À combien s’élève-t-il ?
Le montant total de mon contrat était de Rs 12 544 000. Cette somme représentait uniquement l’accommodation des joueurs et entraîneurs. Maintenant, il y a des frais additionnels pour des extra days, extra lunch, extra stays, etc… On avait aussi un agreement pour que je prenne à ma charge les billets d’avion des officiels de l’IHF. Tout cela représente un surplus d’environ Rs 4M. Ce qui fait un total de Rs 16.5M. De cette somme, je n’ai reçu qu’environ Rs 7M.
On vous doit donc Rs 9M…
Dont une grande partie est due aux créditeurs. De nombreuses factures n’ont pas encore été payées. Par exemple, celle de l’agence de voyage où les billets d’avion des officiels ont été réservés. Des suppliers. Mes employés. Aussi les factures de l’hôtel où Monsieur Ludovic Carré, accompagné s’il vous plaît, et ses invités venus de l’île de la Réunion ont séjourné.
Accompagné de qui ?
Allez le lui demander… Il semble oublier tout ça. Aujourd’hui, il n’a même pas le courage de prendre mes appels. Alors que moi, je fais face à une pression constante à chaque coup de fil des créditeurs… Et, je comprends ces derniers. Ils ont respecté leurs engagements et c’est logique qu’ils soient payés. Tout comme c’est logique que je le sois.

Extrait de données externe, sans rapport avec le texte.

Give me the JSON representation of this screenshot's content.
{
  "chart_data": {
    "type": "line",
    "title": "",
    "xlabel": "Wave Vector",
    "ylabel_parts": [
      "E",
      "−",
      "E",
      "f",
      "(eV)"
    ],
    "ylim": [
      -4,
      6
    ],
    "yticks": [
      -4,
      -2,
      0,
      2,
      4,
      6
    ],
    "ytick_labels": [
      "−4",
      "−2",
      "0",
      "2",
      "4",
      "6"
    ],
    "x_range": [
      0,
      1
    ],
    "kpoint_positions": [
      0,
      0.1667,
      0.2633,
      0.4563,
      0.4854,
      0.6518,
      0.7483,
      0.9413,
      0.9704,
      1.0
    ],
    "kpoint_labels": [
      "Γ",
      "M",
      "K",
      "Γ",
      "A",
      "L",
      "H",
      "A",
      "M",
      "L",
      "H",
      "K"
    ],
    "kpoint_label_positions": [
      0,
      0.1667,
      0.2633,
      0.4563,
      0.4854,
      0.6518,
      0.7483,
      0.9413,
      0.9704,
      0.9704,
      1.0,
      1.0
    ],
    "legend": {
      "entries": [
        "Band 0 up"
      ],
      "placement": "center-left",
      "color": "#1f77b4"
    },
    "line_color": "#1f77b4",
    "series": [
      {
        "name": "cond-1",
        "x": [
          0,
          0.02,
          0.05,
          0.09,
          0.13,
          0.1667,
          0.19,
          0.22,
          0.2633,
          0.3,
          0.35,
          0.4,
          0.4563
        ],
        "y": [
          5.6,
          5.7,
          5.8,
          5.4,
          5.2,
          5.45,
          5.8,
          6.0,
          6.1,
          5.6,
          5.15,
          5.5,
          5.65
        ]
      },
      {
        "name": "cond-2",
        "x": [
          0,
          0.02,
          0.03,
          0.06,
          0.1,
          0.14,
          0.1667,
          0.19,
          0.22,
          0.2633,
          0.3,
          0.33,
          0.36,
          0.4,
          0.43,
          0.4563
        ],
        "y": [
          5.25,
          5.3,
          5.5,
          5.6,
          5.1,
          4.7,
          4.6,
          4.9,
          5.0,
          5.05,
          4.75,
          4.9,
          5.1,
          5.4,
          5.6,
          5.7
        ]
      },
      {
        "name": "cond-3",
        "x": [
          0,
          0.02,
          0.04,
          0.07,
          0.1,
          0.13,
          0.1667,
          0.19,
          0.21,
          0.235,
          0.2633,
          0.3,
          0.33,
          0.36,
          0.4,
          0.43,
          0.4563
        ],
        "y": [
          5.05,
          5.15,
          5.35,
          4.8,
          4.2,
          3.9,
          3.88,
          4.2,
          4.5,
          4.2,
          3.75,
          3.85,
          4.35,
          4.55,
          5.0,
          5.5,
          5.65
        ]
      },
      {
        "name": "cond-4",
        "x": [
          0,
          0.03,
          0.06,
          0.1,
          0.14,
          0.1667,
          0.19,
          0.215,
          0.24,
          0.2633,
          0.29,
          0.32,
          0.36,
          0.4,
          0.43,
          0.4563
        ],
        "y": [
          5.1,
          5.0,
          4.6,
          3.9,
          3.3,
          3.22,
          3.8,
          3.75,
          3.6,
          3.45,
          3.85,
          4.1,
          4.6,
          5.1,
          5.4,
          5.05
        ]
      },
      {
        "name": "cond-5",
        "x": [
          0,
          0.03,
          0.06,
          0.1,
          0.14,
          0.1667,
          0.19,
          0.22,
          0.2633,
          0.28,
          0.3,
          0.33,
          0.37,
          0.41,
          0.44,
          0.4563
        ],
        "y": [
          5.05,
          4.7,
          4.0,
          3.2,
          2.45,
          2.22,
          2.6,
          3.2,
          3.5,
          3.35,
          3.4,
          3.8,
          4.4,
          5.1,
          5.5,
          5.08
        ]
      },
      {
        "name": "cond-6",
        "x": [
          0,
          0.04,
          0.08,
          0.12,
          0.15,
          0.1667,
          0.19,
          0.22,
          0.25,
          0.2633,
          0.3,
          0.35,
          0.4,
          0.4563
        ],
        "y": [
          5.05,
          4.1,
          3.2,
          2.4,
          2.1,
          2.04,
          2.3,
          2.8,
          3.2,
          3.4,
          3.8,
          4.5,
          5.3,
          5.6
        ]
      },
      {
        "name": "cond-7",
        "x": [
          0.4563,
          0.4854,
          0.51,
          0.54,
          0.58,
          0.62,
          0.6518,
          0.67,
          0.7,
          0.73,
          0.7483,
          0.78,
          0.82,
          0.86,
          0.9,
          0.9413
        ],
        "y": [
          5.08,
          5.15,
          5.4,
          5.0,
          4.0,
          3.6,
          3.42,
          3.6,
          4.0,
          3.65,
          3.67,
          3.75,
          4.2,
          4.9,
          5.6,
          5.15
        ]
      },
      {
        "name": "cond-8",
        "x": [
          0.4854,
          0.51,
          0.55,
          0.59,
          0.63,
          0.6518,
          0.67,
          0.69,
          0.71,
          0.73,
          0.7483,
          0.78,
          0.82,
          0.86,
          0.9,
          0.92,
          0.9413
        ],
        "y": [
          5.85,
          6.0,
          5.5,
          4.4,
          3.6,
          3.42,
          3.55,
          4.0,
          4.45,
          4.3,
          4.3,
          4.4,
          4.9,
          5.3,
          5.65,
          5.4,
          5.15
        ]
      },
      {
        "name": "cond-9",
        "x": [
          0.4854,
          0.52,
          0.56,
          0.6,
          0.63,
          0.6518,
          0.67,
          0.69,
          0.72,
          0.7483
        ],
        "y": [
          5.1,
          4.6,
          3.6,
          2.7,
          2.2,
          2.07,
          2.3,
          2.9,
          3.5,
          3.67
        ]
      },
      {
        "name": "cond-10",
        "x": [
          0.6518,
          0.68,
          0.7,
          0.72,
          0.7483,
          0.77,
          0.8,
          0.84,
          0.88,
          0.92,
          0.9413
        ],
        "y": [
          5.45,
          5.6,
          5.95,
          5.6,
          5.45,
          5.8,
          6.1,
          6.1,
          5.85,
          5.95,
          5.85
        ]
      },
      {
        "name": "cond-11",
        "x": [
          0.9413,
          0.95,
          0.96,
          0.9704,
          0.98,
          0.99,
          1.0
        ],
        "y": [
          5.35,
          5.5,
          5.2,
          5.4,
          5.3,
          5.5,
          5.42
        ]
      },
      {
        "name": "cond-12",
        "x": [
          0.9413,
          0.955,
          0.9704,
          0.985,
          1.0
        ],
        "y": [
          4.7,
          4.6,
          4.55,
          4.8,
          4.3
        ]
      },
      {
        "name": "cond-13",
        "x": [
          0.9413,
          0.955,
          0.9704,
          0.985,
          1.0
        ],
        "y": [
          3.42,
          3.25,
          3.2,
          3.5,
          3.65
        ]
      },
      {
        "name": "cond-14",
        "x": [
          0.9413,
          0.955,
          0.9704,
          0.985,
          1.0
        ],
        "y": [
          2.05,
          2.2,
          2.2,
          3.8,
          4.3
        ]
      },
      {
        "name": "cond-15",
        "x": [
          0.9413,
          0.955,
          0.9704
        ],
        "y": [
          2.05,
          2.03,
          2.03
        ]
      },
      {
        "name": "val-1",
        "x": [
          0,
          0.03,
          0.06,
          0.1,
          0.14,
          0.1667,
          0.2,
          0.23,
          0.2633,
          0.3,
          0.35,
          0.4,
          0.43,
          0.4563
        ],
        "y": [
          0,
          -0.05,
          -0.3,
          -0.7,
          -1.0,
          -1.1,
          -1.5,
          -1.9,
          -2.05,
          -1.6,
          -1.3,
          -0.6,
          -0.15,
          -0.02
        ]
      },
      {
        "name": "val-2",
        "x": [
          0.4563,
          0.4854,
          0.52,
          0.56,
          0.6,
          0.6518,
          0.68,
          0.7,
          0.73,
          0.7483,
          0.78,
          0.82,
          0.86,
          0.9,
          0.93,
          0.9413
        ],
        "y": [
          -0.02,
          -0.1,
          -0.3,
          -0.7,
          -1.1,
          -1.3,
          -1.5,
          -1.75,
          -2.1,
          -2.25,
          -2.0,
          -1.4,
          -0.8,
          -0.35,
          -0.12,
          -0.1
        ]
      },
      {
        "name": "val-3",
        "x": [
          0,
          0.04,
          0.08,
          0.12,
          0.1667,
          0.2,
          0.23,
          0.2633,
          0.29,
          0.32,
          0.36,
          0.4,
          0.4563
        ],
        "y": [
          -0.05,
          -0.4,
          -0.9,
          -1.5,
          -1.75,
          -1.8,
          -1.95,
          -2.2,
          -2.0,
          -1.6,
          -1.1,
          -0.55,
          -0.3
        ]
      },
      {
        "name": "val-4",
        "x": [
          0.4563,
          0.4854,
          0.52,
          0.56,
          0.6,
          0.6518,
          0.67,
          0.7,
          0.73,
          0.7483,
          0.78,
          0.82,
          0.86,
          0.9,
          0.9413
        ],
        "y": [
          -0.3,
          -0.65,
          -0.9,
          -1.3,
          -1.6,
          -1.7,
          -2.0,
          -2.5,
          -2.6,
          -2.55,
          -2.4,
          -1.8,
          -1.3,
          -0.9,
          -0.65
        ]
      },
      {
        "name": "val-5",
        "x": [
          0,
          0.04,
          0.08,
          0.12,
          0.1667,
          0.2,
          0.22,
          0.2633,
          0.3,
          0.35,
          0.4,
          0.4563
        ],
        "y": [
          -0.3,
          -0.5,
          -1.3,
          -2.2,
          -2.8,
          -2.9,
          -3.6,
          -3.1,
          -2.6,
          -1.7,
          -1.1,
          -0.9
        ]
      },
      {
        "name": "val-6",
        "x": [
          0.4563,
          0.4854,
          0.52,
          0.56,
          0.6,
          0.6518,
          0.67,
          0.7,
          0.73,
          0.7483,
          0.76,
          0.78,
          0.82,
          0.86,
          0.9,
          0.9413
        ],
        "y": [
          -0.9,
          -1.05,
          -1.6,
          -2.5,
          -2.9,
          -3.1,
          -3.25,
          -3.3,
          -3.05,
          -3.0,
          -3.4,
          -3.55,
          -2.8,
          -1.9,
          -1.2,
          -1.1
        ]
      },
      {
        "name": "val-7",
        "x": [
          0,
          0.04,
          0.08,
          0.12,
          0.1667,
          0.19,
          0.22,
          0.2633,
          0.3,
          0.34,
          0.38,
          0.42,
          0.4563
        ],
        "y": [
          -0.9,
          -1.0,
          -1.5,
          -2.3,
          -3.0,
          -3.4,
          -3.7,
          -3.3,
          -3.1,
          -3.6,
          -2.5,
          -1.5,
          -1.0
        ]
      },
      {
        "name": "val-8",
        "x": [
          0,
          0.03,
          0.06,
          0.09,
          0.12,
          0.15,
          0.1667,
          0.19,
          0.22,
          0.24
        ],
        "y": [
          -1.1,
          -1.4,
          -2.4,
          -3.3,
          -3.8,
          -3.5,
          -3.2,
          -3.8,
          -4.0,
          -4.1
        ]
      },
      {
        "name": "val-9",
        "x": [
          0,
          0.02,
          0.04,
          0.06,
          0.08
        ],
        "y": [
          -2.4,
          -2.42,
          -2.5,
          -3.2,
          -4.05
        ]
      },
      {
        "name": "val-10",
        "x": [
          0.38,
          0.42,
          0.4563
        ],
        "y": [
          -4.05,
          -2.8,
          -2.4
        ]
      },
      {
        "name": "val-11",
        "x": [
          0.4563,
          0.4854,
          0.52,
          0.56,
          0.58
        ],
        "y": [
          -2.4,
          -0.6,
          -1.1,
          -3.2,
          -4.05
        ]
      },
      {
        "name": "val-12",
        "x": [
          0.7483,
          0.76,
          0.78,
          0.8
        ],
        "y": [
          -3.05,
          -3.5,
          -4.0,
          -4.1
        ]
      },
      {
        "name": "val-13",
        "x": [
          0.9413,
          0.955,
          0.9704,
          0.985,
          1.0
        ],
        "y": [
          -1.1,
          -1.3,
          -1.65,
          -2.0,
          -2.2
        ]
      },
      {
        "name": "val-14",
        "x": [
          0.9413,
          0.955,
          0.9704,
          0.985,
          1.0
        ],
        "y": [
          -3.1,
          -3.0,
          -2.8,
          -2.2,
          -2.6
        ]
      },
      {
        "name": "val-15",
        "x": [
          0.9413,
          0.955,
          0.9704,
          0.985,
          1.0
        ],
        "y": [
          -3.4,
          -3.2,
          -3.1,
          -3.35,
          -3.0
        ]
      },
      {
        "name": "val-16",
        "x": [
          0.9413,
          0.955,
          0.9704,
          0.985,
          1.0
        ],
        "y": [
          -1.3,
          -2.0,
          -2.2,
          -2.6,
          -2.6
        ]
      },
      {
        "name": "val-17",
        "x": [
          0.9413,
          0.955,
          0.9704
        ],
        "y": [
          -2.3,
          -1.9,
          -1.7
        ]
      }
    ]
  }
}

Et, c’est cette pression qui vous a poussé à faire une tentative de suicide «en live» sur un bâtiment en face du Citadelle Mall ?
C’est insoutenable. J’ai fait une dépression. Ma maman a fait une dépression. Je vis un véritable cauchemar.
Tenter de vous suicider en face du Citadelle Mall, c’était pour attirer l’attention du ministre Toussaint sur vos tribulations ?
Monsieur Stephan Toussaint, qui est supposé être un représentant du peuple et le garant du bien-être du sport mauricien, s’est montré totalement insensible à mon égard. Son comportement lorsque je l’ai rencontré, une fois, à Curepipe, dépasse même l’insensibilité. Il a carrément fait preuve d’arrogance en me disant que je pouvais aller voir qui je voulais pour récupérer mon argent mais que lui ne pouvait et surtout n’allait rien faire. Pourtant, il est clair son ministère a une grosse part de responsabilité dans tout cela.
Pourquoi dîtes-vous cela ? Il s’avère effectivement que le MJS avait spécifié, bien au départ, qu’il n’allait pas s’engager comme partenaire de ces Championnats ?
Si le MJS était contre l’organisation de l’événement comme on le fait croire, alors comment expliquer la présence de ses officiers dans les réunions du comité d’organisation. Burak Tezcan et Giampero Massi, deux officiers de l’IHF ont bien rencontré le ministre. Si le MJS était véritablement contre, dans ce cas pourquoi avoir permis à l’AMH d’aller de l’avant, sachant fort bien que celle-ci avait des difficultés et que l’image de Maurice était engagée ? Est-ce moi qui divague ou il y a là une incohérence ?
Vous avez parlé plus haut d’un contrat, il est en bonne et due forme ?
Bien sûr…
Dans ce cas, pourquoi ne saisissez-vous pas la justice ?
Je vais le faire. Les procédures seront sous peu enclenchées en ce sens. Je tiens d’ailleurs à remercier ceux qui ont accepté de prendre l’affaire gratuitement. Mais, la justice prendra son temps alors que moi, j’ai besoin de mon argent maintenant.
Lorsque questionné sur cette affaire, Ludovic Carré a parlé de conflit d’intérêts…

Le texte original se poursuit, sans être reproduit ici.